À seulement 13 ans, elle porte déjà sur ses épaules les espoirs de tout un pays. Souriante, posée, mais déterminée, Sia Gena Camara, élève au Groupe scolaire Les Dalhias, vient de signer l’une des plus belles performances du tennis de table guinéen. Au Championnat ouest-africain qualificatif pour le Maroc, la jeune pongiste a décroché deux médailles d’argent, offrant à la Guinée une performance historique et une qualification pour la prochaine étape de la compétition.
Mais derrière ces deux médailles se cache une réalité moins reluisante : des entraînements souvent réalisés avec des équipements insuffisants, des sacrifices quotidiens et une volonté de fer qui lui ont permis de défier les meilleures joueuses de la sous-région.

« Ces deux médailles sont historiques pour moi, pour ma famille et pour tout le peuple guinéen. Mais je considère que ce n’est que le début. Je veux gagner encore plus de médailles pour la Guinée », affirme la jeune championne avec une maturité qui contraste avec son âge.
L’histoire de Sia Gena Camara commence bien avant les podiums. Très jeune, elle découvre le tennis de table grâce à son grand-père.
« Je regardais les grands jouer. Ça m’a donné envie de faire comme eux. J’ai intégré l’équipe et mes entraîneurs ont commencé à me former. Depuis, je n’ai jamais arrêté de travailler », raconte-t-elle.

Ce qui n’était qu’une curiosité d’enfant est rapidement devenu une véritable passion, nourrie par des heures d’entraînement et une discipline rigoureuse.
Sur la table, les échanges sont rapides. Mais le plus grand adversaire de Sia Gena Camara ne se trouvait pas toujours en face d’elle.
« Avant les matchs, je suis très émotive. Cette émotion peut me faire perdre mes moyens.

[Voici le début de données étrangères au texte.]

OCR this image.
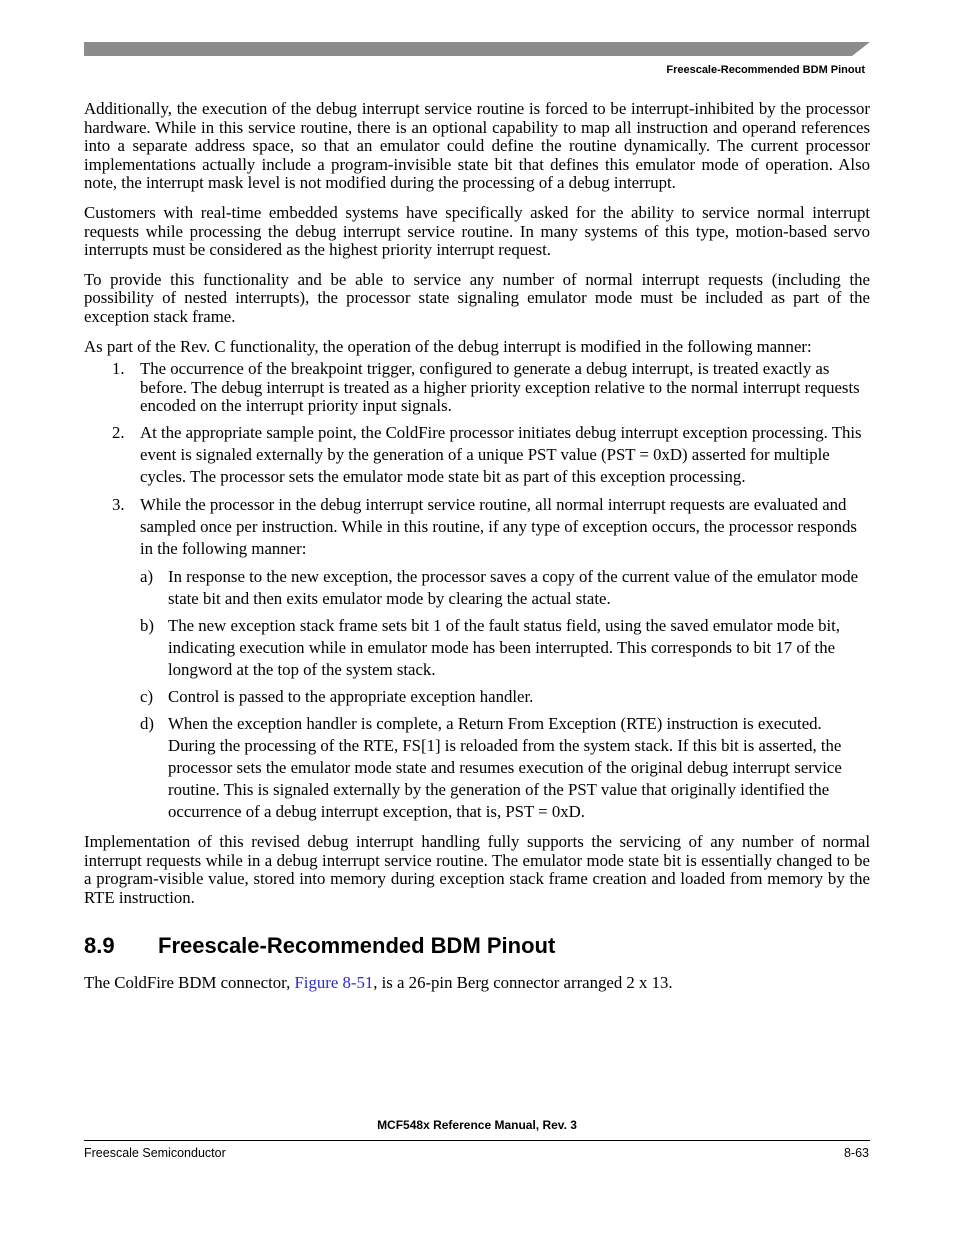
Freescale-Recommended BDM Pinout

Additionally, the execution of the debug interrupt service routine is forced to be interrupt-inhibited by the processor hardware. While in this service routine, there is an optional capability to map all instruction and operand references into a separate address space, so that an emulator could define the routine dynamically. The current processor implementations actually include a program-invisible state bit that defines this emulator mode of operation. Also note, the interrupt mask level is not modified during the processing of a debug interrupt.

Customers with real-time embedded systems have specifically asked for the ability to service normal interrupt requests while processing the debug interrupt service routine. In many systems of this type, motion-based servo interrupts must be considered as the highest priority interrupt request.

To provide this functionality and be able to service any number of normal interrupt requests (including the possibility of nested interrupts), the processor state signaling emulator mode must be included as part of the exception stack frame.

As part of the Rev. C functionality, the operation of the debug interrupt is modified in the following manner:

1. The occurrence of the breakpoint trigger, configured to generate a debug interrupt, is treated exactly as before. The debug interrupt is treated as a higher priority exception relative to the normal interrupt requests encoded on the interrupt priority input signals.
2. At the appropriate sample point, the ColdFire processor initiates debug interrupt exception processing. This event is signaled externally by the generation of a unique PST value (PST = 0xD) asserted for multiple cycles. The processor sets the emulator mode state bit as part of this exception processing.
3. While the processor in the debug interrupt service routine, all normal interrupt requests are evaluated and sampled once per instruction. While in this routine, if any type of exception occurs, the processor responds in the following manner:
a) In response to the new exception, the processor saves a copy of the current value of the emulator mode state bit and then exits emulator mode by clearing the actual state.
b) The new exception stack frame sets bit 1 of the fault status field, using the saved emulator mode bit, indicating execution while in emulator mode has been interrupted. This corresponds to bit 17 of the longword at the top of the system stack.
c) Control is passed to the appropriate exception handler.
d) When the exception handler is complete, a Return From Exception (RTE) instruction is executed. During the processing of the RTE, FS[1] is reloaded from the system stack. If this bit is asserted, the processor sets the emulator mode state and resumes execution of the original debug interrupt service routine. This is signaled externally by the generation of the PST value that originally identified the occurrence of a debug interrupt exception, that is, PST = 0xD.

Implementation of this revised debug interrupt handling fully supports the servicing of any number of normal interrupt requests while in a debug interrupt service routine. The emulator mode state bit is essentially changed to be a program-visible value, stored into memory during exception stack frame creation and loaded from memory by the RTE instruction.

8.9 Freescale-Recommended BDM Pinout

The ColdFire BDM connector, Figure 8-51, is a 26-pin Berg connector arranged 2 x 13.

MCF548x Reference Manual, Rev. 3
Freescale Semiconductor	8-63
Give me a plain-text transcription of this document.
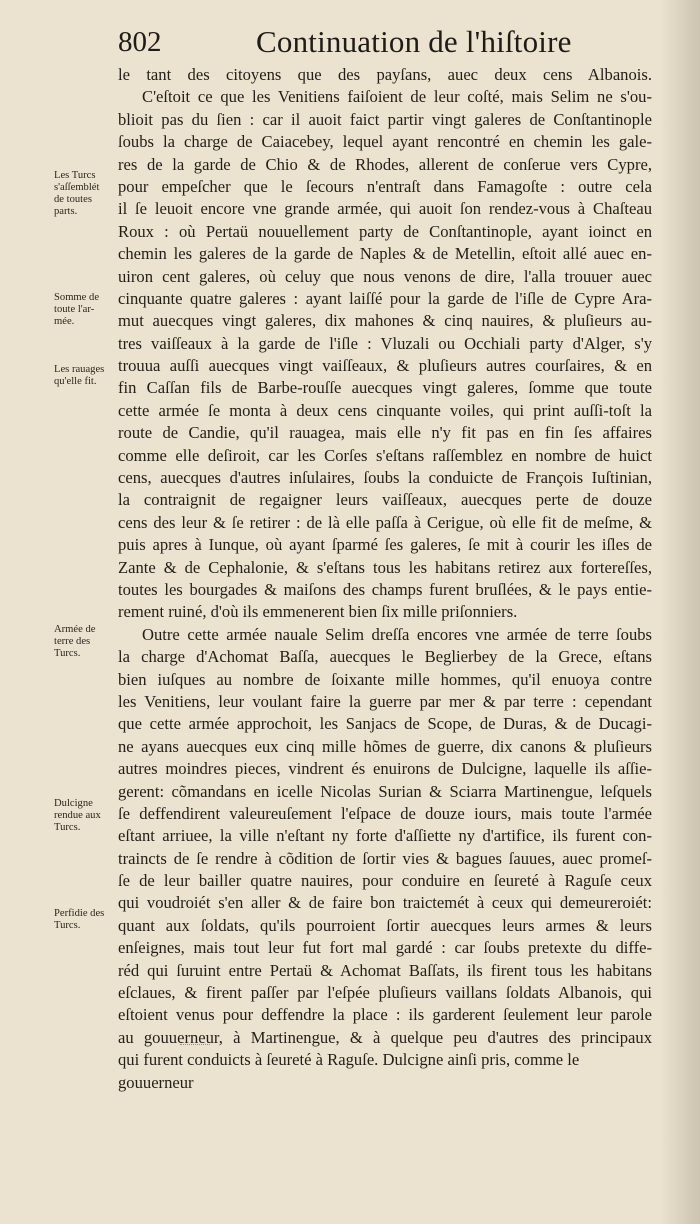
802	Continuation de l'hiſtoire
le tant des citoyens que des payſans, auec deux cens Albanois.
C'eſtoit ce que les Venitiens faiſoient de leur coſté, mais Selim ne s'ou-
blioit pas du ſien : car il auoit faict partir vingt galeres de Conſtantinople
ſoubs la charge de Caiacebey, lequel ayant rencontré en chemin les gale-
res de la garde de Chio & de Rhodes, allerent de conſerue vers Cypre,
pour empeſcher que le ſecours n'entraſt dans Famagoſte : outre cela
il ſe leuoit encore vne grande armée, qui auoit ſon rendez-vous à Chaſteau
Roux : où Pertaü nouuellement party de Conſtantinople, ayant ioinct en
chemin les galeres de la garde de Naples & de Metellin, eſtoit allé auec en-
uiron cent galeres, où celuy que nous venons de dire, l'alla trouuer auec
cinquante quatre galeres : ayant laiſſé pour la garde de l'iſle de Cypre Ara-
mut auecques vingt galeres, dix mahones & cinq nauires, & pluſieurs au-
tres vaiſſeaux à la garde de l'iſle : Vluzali ou Occhiali party d'Alger, s'y
trouua auſſi auecques vingt vaiſſeaux, & pluſieurs autres courſaires, & en
fin Caſſan fils de Barbe-rouſſe auecques vingt galeres, ſomme que toute
cette armée ſe monta à deux cens cinquante voiles, qui print auſſi-toſt la
route de Candie, qu'il rauagea, mais elle n'y fit pas en fin ſes affaires
comme elle deſiroit, car les Corſes s'eſtans raſſemblez en nombre de huict
cens, auecques d'autres inſulaires, ſoubs la conduicte de François Iuſtinian,
la contraignit de regaigner leurs vaiſſeaux, auecques perte de douze
cens des leur & ſe retirer : de là elle paſſa à Cerigue, où elle fit de meſme, &
puis apres à Iunque, où ayant ſparmé ſes galeres, ſe mit à courir les iſles de
Zante & de Cephalonie, & s'eſtans tous les habitans retirez aux fortereſſes,
toutes les bourgades & maiſons des champs furent bruſlées, & le pays entie-
rement ruiné, d'où ils emmenerent bien ſix mille priſonniers.
Outre cette armée nauale Selim dreſſa encores vne armée de terre ſoubs
la charge d'Achomat Baſſa, auecques le Beglierbey de la Grece, eſtans
bien iuſques au nombre de ſoixante mille hommes, qu'il enuoya contre
les Venitiens, leur voulant faire la guerre par mer & par terre : cependant
que cette armée approchoit, les Sanjacs de Scope, de Duras, & de Ducagi-
ne ayans auecques eux cinq mille hõmes de guerre, dix canons & pluſieurs
autres moindres pieces, vindrent és enuirons de Dulcigne, laquelle ils aſſie-
gerent: cõmandans en icelle Nicolas Surian & Sciarra Martinengue, leſquels
ſe deffendirent valeureuſement l'eſpace de douze iours, mais toute l'armée
eſtant arriuee, la ville n'eſtant ny forte d'aſſiette ny d'artifice, ils furent con-
traincts de ſe rendre à cõdition de ſortir vies & bagues ſauues, auec promeſ-
ſe de leur bailler quatre nauires, pour conduire en ſeureté à Raguſe ceux
qui voudroiét s'en aller & de faire bon traictemét à ceux qui demeureroiét:
quant aux ſoldats, qu'ils pourroient ſortir auecques leurs armes & leurs
enſeignes, mais tout leur fut fort mal gardé : car ſoubs pretexte du diffe-
réd qui ſuruint entre Pertaü & Achomat Baſſats, ils firent tous les habitans
eſclaues, & firent paſſer par l'eſpée pluſieurs vaillans ſoldats Albanois, qui
eſtoient venus pour deffendre la place : ils garderent ſeulement leur parole
au gouuerneur, à Martinengue, & à quelque peu d'autres des principaux
qui furent conduicts à ſeureté à Raguſe. Dulcigne ainſi pris, comme le
gouuerneur
Les Turcs
s'aſſemblét
de toutes
parts.
Somme de
toute l'ar-
mée.
Les rauages
qu'elle fit.
Armée de
terre des
Turcs.
Dulcigne
rendue aux
Turcs.
Perfidie des
Turcs.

Avec mon entraîneur, nous avons énormément travaillé pour que je puisse la contrôler. »
Un travail mental qui s’est révélé décisif. Match après match, la jeune Guinéenne a éliminé ses adversaires avant de se hisser jusqu’en finale du championnat.
Même battue lors du dernier match, elle refuse de parler d’échec.
« J’ai perdu la finale, mais je vais continuer à travailler. Mon objectif est de retrouver cette adversaire au Maroc et de la battre. »
Si les résultats font aujourd’hui la fierté du pays, la préparation, elle, a été particulièrement compliquée.
La jeune sportive ne cache pas les difficultés auxquelles son équipe a dû faire face.
« Nous n’avions pas suffisamment de matériel pour bien nous entraîner. Il manquait des raquettes, des balles, des survêtements et des maillots. Malgré tout, nous avons continué à travailler. »
Une déclaration qui relance la question des conditions de préparation des sportifs guinéens, souvent confrontés au manque d’infrastructures et d’équipements, malgré des performances de plus en plus remarquables sur la scène internationale.
« Les jeunes filles doivent croire en leurs rêves »
Au-delà des médailles, Sia Gena Camara veut transmettre un message à toute une génération.
« Je demande aux jeunes filles de pratiquer le sport qu’elles aiment et de ne jamais négliger leurs études. On peut réussir dans le sport tout en poursuivant sa scolarité. »
Un message fort venant d’une adolescente qui conjugue déjà études et sport de haut niveau.

À ceux qui pensent que deux médailles suffisent à son bonheur, Sia répond avec le regard tourné vers l’avenir.
« Je veux participer aux Jeux africains, aux Jeux olympiques de la jeunesse et, un jour, aux Jeux olympiques. C’est mon plus grand rêve. »
« Aidez-nous à développer le tennis de table »
Avant de quitter l’entretien, la jeune médaillée lance un appel aux autorités sportives.
« Le tennis de table mérite plus d’attention. Nous avons besoin d’accompagnement pour faire connaître cette discipline et permettre aux jeunes talents de s’exprimer. Avec plus de soutien, nous pouvons rapporter encore plus de médailles à la Guinée. »

À seulement 13 ans, Sia Gena Camara ne se contente pas de collectionner les médailles. Elle incarne une génération de jeunes sportifs qui, malgré le manque de moyens, refusent de renoncer à leurs ambitions. Son parcours rappelle qu’en Guinée, le talent existe bel et bien. Reste désormais à lui donner les moyens de s’exprimer pleinement sur les plus grandes scènes africaines et mondiales.